Josh Brent Transforming Problem Into Asset

The Fighting Illini football team has a large number of returning lettermen, and optimism abounds. But among the question marks is the return of defensive tackle Josh Brent. While his playing status for the first game is still undecided, Brent has made major improvements in his outlook on life and discussed his situation honestly with the media.

Josh Brent made a mistake. The Illinois defensive tackle was arrested for a DUI, and he was suspended from the team for the entire spring practice session. In addition, he was jailed for one month in June. After all he's endured, he was happy after the first day of fall practice.

"It's good to be back on the field," Brent understates.

During the spring, Brent had to watch practice from the sideline. It was tough for him.

"It was very hard sitting out there in the stands. There was pressure from being a key part of this team and a starting defensive lineman, so we struggled a little bit. But we have some younger guys who stepped up and helped fill the void. I'm looking forward to going into camp and helping out the team."

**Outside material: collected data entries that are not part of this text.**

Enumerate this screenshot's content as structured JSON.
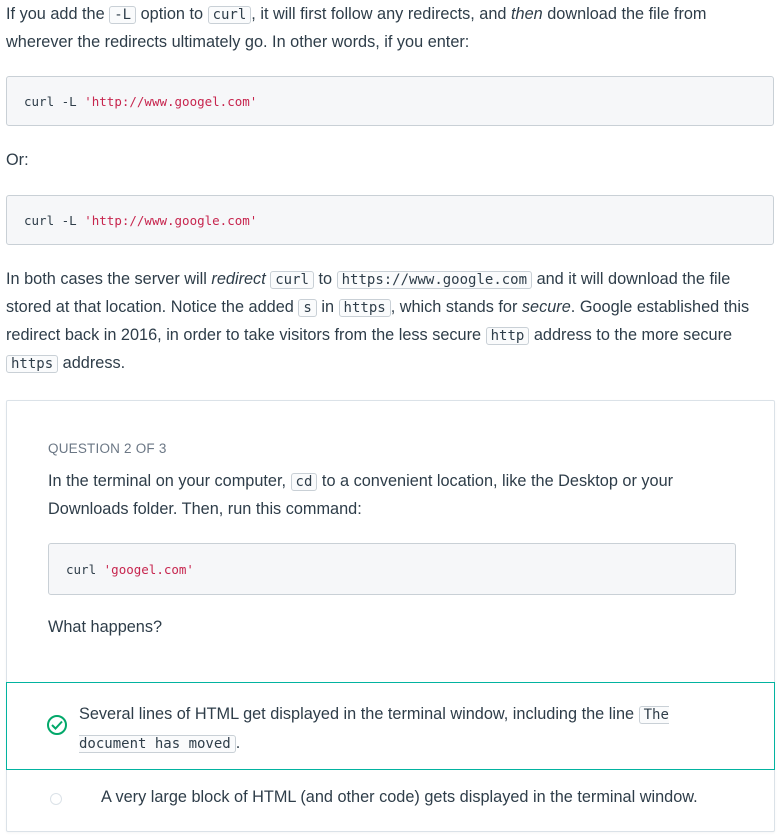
{
  "intro": {
    "p1_a": "If you add the ",
    "p1_code1": "-L",
    "p1_b": " option to ",
    "p1_code2": "curl",
    "p1_c": ", it will first follow any redirects, and ",
    "p1_em": "then",
    "p1_d": " download the file from wherever the redirects ultimately go. In other words, if you enter:"
  },
  "code1": {
    "cmd": "curl -L ",
    "str": "'http://www.googel.com'"
  },
  "or_text": "Or:",
  "code2": {
    "cmd": "curl -L ",
    "str": "'http://www.google.com'"
  },
  "p2": {
    "a": "In both cases the server will ",
    "em1": "redirect",
    "code1": "curl",
    "b": " to ",
    "code2": "https://www.google.com",
    "c": " and it will download the file stored at that location. Notice the added ",
    "code3": "s",
    "d": " in ",
    "code4": "https",
    "e": ", which stands for ",
    "em2": "secure",
    "f": ". Google established this redirect back in 2016, in order to take visitors from the less secure ",
    "code5": "http",
    "g": " address to the more secure ",
    "code6": "https",
    "h": " address."
  },
  "quiz": {
    "label": "QUESTION 2 OF 3",
    "text_a": "In the terminal on your computer, ",
    "text_code": "cd",
    "text_b": " to a convenient location, like the Desktop or your Downloads folder. Then, run this command:",
    "code": {
      "cmd": "curl ",
      "str": "'googel.com'"
    },
    "prompt": "What happens?",
    "answers": [
      {
        "text": "Several lines of HTML get displayed in the terminal window, including the line ",
        "code": "The document has moved",
        "tail": ".",
        "correct": true
      },
      {
        "text": "A very large block of HTML (and other code) gets displayed in the terminal window.",
        "correct": false
      }
    ]
  },
  "colors": {
    "correct": "#02b3a0",
    "check": "#02a86a",
    "string": "#c7254e"
  }
}
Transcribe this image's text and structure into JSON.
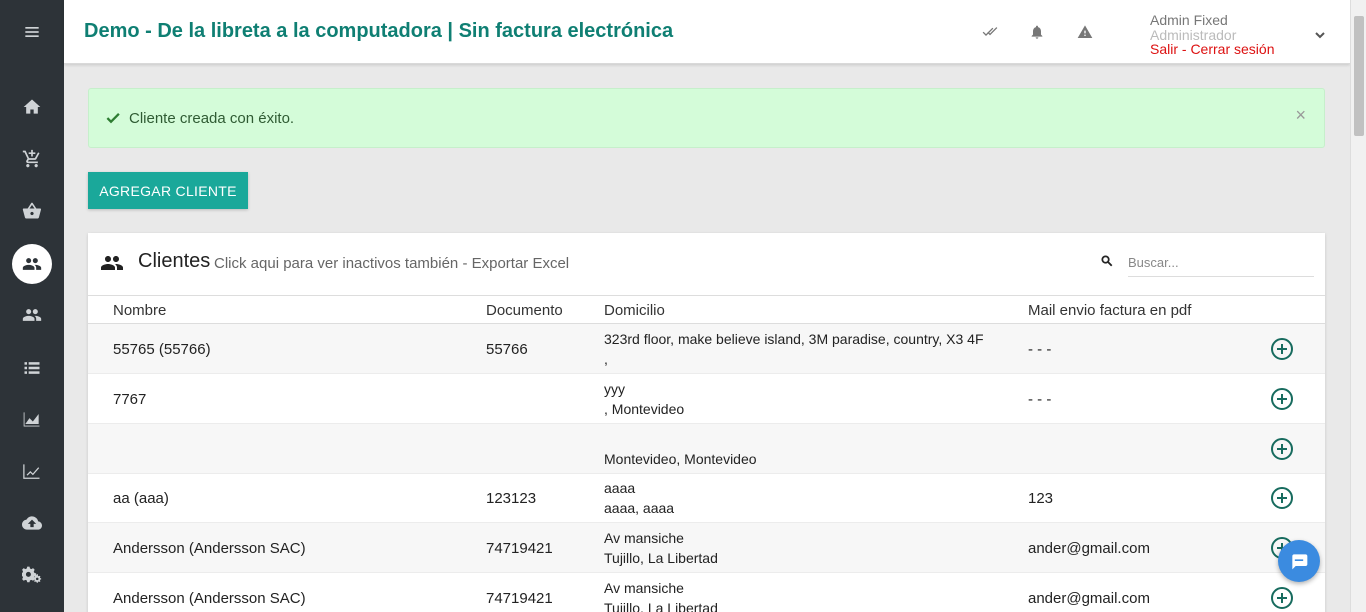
{
  "header": {
    "title": "Demo - De la libreta a la computadora | Sin factura electrónica",
    "user_name": "Admin Fixed",
    "user_role": "Administrador",
    "logout_label": "Salir - Cerrar sesión"
  },
  "sidebar": {
    "items": [
      {
        "icon": "menu-icon"
      },
      {
        "icon": "home-icon"
      },
      {
        "icon": "add-cart-icon"
      },
      {
        "icon": "basket-icon"
      },
      {
        "icon": "clients-icon",
        "active": true
      },
      {
        "icon": "users-icon"
      },
      {
        "icon": "list-icon"
      },
      {
        "icon": "area-chart-icon"
      },
      {
        "icon": "line-chart-icon"
      },
      {
        "icon": "cloud-upload-icon"
      },
      {
        "icon": "settings-icon"
      }
    ]
  },
  "alert": {
    "message": "Cliente creada con éxito.",
    "close": "×"
  },
  "actions": {
    "add_client_label": "AGREGAR CLIENTE"
  },
  "card": {
    "title": "Clientes",
    "subtitle": "Click aqui para ver inactivos también - Exportar Excel",
    "search_placeholder": "Buscar..."
  },
  "table": {
    "headers": [
      "Nombre",
      "Documento",
      "Domicilio",
      "Mail envio factura en pdf"
    ],
    "rows": [
      {
        "name": "55765 (55766)",
        "document": "55766",
        "addr1": "323rd floor, make believe island, 3M paradise, country, X3 4F",
        "addr2": ",",
        "mail": "- - -"
      },
      {
        "name": "7767",
        "document": "",
        "addr1": "yyy",
        "addr2": ", Montevideo",
        "mail": "- - -"
      },
      {
        "name": "",
        "document": "",
        "addr1": "",
        "addr2": "Montevideo, Montevideo",
        "mail": ""
      },
      {
        "name": "aa (aaa)",
        "document": "123123",
        "addr1": "aaaa",
        "addr2": "aaaa, aaaa",
        "mail": "123"
      },
      {
        "name": "Andersson (Andersson SAC)",
        "document": "74719421",
        "addr1": "Av mansiche",
        "addr2": "Tujillo, La Libertad",
        "mail": "ander@gmail.com"
      },
      {
        "name": "Andersson (Andersson SAC)",
        "document": "74719421",
        "addr1": "Av mansiche",
        "addr2": "Tujillo, La Libertad",
        "mail": "ander@gmail.com"
      }
    ]
  },
  "colors": {
    "brand": "#0f7f73",
    "button": "#1aa89a",
    "sidebar": "#2d3338",
    "alert_bg": "#d4fcd9",
    "logout": "#dd1111",
    "chat": "#3b8be0"
  }
}
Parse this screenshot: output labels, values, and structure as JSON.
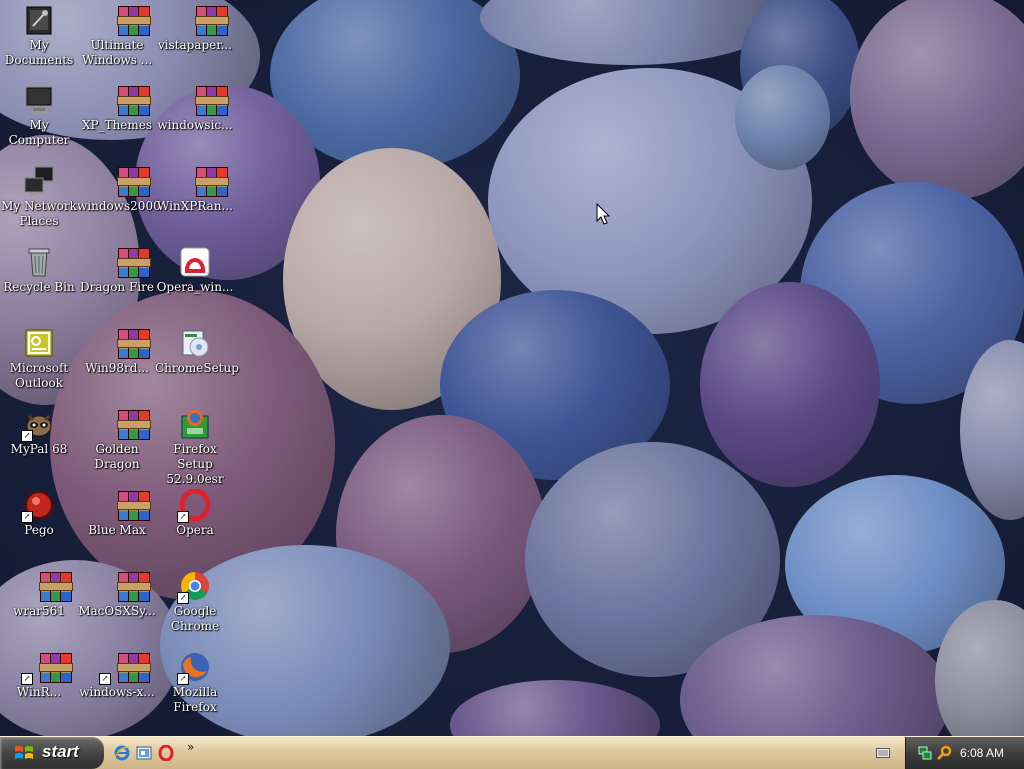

Brent took his punishment seriously and learned from it. Among his responsibilities is community service, which he is still completing. But he has a fresh start.

"I've got somewhat of a clean slate. I still feel I have a debt to pay. I still owe my community and society a little bit. But I do have a new lease on life."

The agile 320 pounder has found a productive and satisfying way to repay his community.

"My main thing is to reach out to kids, maybe help those in the same situation as me to prevent that. Give them insight on what NOT to do. I made the mistake, and I'm looking forward to reconcile."

Brent was asked his low point during the past few months.

"The low point was definitely being incarcerated. I hit rock bottom. I can't get no lower than being in jail. I did a lot of thinking about my actions and the alternatives I could have chosen. How is this gonna affect my life from here on out?"

He was limited on visitors during his jail time, making his time there doubly difficult. But he had support.

"There were a lot of friends and family members whenever I could have a visit. You're allowed two a week, and the team chaplain visited me as much as possible. I did a lot of praying while I was in there."

The Bloomington native was sitting in a jail cell while his teammates were working diligently to get in top shape for the season. One would think all that inactivity would have a deleterious effect on Brent's conditioning, but he provided a positive report.

"I actually didn't. We have one of the greatest strength and conditioning coaches in America. I had about 4 and 1/2 weeks to get myself back in shape working with Coach Lou (Hernandez). I feel working out here today that I haven't lost anything."

Any additional punishments imposed on him are unknown and beyond his ability to control. Whatever is decided, Brent is just grateful to have another chance.

"I'll let Coach handle all that. He hasn't told me anything. I'm just getting ready going into camp. I haven't touched the field since last year's Northwestern game. So It's been awhile for me. I'm just happy to be out here. I'm having fun."

From all indications, Brent has taken a bad situation and transformed his life as a result. His straightforward, honest approach to discussing his problems with the media showed tremendous maturity and courage. He is to be commended for his efforts.